Les barèmes de l'impôt sur les sociétés ont partout été réduits pour tenter de ralentir le phénomène. Dans les 35 pays de l'OCDE, le taux moyen d'imposition effectif des sociétés est passé de 32,5 % en 2000 à 23,9 % en 2018.

Champions du lobbying

En 2018, la barre symbolique des 1 000 milliards de dollars a été à nouveau remise à l'honneur, mais cette fois pour saluer la valeur capitalistique des entreprises, une première fois le 2 août 2018 par Apple, une entreprise au bord de la faillite 20 ans plus tôt, puis un mois plus tard par Amazon, une entreprise née 20 ans plus tôt. C'est l'avènement des plates-formes, un nouveau type de FMN.

On pensait qu'Internet ferait disparaître les intermédiaires, on découvre en réalité que les nouveaux maîtres du monde sont tous des intermédiaires à l'échelle planétaire. Ils s'imposent en ignorant toutes les formes de réglementation (fiscalité, droit du travail, métier réglementé, etc.). Ils s'imposent sous prétexte d'innovation technologique. Ils revendiquent la rupture avec le passé pour mieux culbuter toute forme de réglementation. Ils instaurent dès qu'ils le peuvent un véritable chantage en mobilisant les opinions publiques contre les politiques régulatrices.

Ces nouvelles FMN sont en effet des championnes du lobbying. Non seulement les moyens qu'elles allouent à leurs actions d'influence sont considérables, mais ils augmentent chaque année, jusqu'à 700 % en cinq ans pour celles ciblant les instances européennes. Leur argument est simple : on n'arrête pas le progrès technologique qui permet des innovations de rupture pour le plus grand bénéfice du citoyen-consommateur.

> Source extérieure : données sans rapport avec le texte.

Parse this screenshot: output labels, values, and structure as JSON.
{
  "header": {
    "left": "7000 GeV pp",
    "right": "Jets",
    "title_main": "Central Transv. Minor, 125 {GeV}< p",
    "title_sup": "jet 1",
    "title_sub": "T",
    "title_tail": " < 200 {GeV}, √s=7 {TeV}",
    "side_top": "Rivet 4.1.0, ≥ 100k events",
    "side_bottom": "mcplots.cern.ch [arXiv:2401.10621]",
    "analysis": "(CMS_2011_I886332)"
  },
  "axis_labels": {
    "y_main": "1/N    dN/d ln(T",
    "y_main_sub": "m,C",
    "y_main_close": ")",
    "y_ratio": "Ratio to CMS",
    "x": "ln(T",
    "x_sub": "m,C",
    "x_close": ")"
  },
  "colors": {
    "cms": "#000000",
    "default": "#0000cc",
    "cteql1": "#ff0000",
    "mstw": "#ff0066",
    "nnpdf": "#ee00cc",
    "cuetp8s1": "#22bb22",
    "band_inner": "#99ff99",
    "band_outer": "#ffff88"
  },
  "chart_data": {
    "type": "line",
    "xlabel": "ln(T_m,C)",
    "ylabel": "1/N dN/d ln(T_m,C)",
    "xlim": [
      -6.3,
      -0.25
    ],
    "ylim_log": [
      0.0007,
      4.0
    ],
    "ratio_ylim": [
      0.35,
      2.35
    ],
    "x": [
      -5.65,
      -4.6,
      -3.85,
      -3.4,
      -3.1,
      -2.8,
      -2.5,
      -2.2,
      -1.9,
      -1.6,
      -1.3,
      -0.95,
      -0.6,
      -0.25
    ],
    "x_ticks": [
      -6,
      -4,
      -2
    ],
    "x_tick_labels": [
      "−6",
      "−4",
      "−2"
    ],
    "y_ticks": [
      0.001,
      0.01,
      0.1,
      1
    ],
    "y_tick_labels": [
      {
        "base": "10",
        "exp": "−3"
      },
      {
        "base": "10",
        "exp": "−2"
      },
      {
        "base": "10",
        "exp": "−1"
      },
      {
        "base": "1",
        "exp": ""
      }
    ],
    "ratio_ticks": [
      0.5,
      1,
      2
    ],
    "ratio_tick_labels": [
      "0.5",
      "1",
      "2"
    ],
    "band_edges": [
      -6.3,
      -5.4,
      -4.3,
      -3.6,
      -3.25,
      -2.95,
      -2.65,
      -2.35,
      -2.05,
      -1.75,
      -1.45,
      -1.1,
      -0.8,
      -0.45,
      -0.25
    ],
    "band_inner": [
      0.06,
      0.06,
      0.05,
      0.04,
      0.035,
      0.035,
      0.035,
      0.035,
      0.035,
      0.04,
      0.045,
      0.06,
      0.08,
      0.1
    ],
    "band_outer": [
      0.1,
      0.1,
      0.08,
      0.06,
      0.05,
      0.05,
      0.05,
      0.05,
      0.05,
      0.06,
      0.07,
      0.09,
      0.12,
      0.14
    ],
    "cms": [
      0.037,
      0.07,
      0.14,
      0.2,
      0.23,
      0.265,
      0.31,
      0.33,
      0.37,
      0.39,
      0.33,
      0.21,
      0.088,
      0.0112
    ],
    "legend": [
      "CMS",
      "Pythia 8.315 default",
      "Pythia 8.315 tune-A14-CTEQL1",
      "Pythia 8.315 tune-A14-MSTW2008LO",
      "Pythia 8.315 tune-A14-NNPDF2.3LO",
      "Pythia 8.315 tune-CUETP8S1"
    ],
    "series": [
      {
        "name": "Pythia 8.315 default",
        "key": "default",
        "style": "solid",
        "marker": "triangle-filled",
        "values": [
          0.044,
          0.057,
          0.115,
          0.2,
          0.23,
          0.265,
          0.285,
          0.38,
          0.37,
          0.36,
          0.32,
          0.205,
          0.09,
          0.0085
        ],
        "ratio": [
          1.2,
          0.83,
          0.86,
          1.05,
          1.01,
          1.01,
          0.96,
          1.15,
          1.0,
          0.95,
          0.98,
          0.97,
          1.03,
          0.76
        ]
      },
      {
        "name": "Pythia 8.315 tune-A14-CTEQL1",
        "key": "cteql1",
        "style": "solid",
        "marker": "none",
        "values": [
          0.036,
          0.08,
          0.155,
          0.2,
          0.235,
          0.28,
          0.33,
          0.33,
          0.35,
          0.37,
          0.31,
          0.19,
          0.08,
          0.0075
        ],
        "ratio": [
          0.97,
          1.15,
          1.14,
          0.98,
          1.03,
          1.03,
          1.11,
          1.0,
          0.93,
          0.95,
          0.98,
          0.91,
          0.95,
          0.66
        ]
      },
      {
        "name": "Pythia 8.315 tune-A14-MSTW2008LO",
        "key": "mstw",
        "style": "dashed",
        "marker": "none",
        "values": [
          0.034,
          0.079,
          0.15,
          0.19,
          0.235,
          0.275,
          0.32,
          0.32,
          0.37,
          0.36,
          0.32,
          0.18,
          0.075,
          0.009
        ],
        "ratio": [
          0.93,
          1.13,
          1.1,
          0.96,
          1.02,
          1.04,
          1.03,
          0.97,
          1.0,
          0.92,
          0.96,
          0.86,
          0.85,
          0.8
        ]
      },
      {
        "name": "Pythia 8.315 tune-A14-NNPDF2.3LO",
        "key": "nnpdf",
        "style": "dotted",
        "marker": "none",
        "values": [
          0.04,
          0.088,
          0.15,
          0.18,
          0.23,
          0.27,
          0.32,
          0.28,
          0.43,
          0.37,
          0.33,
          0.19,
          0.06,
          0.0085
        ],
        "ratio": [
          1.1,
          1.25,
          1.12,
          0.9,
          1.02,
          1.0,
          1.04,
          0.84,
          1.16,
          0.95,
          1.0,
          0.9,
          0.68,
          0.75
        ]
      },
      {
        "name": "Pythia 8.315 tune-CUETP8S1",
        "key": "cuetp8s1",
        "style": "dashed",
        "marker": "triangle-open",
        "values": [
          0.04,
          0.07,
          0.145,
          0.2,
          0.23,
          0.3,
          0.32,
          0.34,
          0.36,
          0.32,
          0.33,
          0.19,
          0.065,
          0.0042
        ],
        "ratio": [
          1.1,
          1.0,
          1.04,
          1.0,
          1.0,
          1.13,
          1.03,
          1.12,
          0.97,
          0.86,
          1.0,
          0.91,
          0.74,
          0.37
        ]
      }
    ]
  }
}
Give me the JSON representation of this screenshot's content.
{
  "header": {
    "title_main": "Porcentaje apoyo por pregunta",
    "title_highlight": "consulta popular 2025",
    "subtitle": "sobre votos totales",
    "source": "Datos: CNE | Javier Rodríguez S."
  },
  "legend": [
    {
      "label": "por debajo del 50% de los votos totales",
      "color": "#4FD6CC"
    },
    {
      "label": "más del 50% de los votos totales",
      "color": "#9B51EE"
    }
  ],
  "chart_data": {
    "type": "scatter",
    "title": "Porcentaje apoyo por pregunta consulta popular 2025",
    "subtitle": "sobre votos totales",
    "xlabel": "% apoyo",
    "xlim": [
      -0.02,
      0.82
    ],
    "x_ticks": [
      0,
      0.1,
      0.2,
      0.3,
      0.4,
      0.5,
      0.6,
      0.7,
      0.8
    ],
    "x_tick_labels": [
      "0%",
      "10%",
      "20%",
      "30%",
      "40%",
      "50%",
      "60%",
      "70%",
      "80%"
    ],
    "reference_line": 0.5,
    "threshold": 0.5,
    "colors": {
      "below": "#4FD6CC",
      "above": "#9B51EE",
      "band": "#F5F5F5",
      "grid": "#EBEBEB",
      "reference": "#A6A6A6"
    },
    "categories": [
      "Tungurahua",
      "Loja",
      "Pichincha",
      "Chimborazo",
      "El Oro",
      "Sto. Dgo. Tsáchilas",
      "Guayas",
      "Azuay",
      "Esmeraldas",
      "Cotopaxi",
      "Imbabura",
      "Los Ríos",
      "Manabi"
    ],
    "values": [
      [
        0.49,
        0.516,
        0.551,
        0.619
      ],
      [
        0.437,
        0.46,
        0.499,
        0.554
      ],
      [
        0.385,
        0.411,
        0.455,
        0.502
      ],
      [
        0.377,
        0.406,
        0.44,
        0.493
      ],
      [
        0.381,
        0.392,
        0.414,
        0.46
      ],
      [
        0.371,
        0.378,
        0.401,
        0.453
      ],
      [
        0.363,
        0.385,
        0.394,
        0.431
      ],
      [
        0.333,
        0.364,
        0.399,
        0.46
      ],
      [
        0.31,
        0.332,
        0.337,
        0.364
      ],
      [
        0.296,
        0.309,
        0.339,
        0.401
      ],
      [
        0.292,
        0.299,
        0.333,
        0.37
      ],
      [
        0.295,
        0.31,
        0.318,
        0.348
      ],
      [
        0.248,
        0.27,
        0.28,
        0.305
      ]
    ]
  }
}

Ces plates-formes instituent en effet ce que Jacques Attali appelle une véritable dictature du consommateur :

« Tous les électeurs sont des consommateurs ; alors que la moitié d'entre eux seulement sont des travailleurs. Il y a donc une domination de l'électeur-travailleur par l'électeur-consommateur [...] le politique, quel que soit son parti, favorise le consommateur au détriment du travailleur, afin que le consommateur oriente le vote de l'électeur ».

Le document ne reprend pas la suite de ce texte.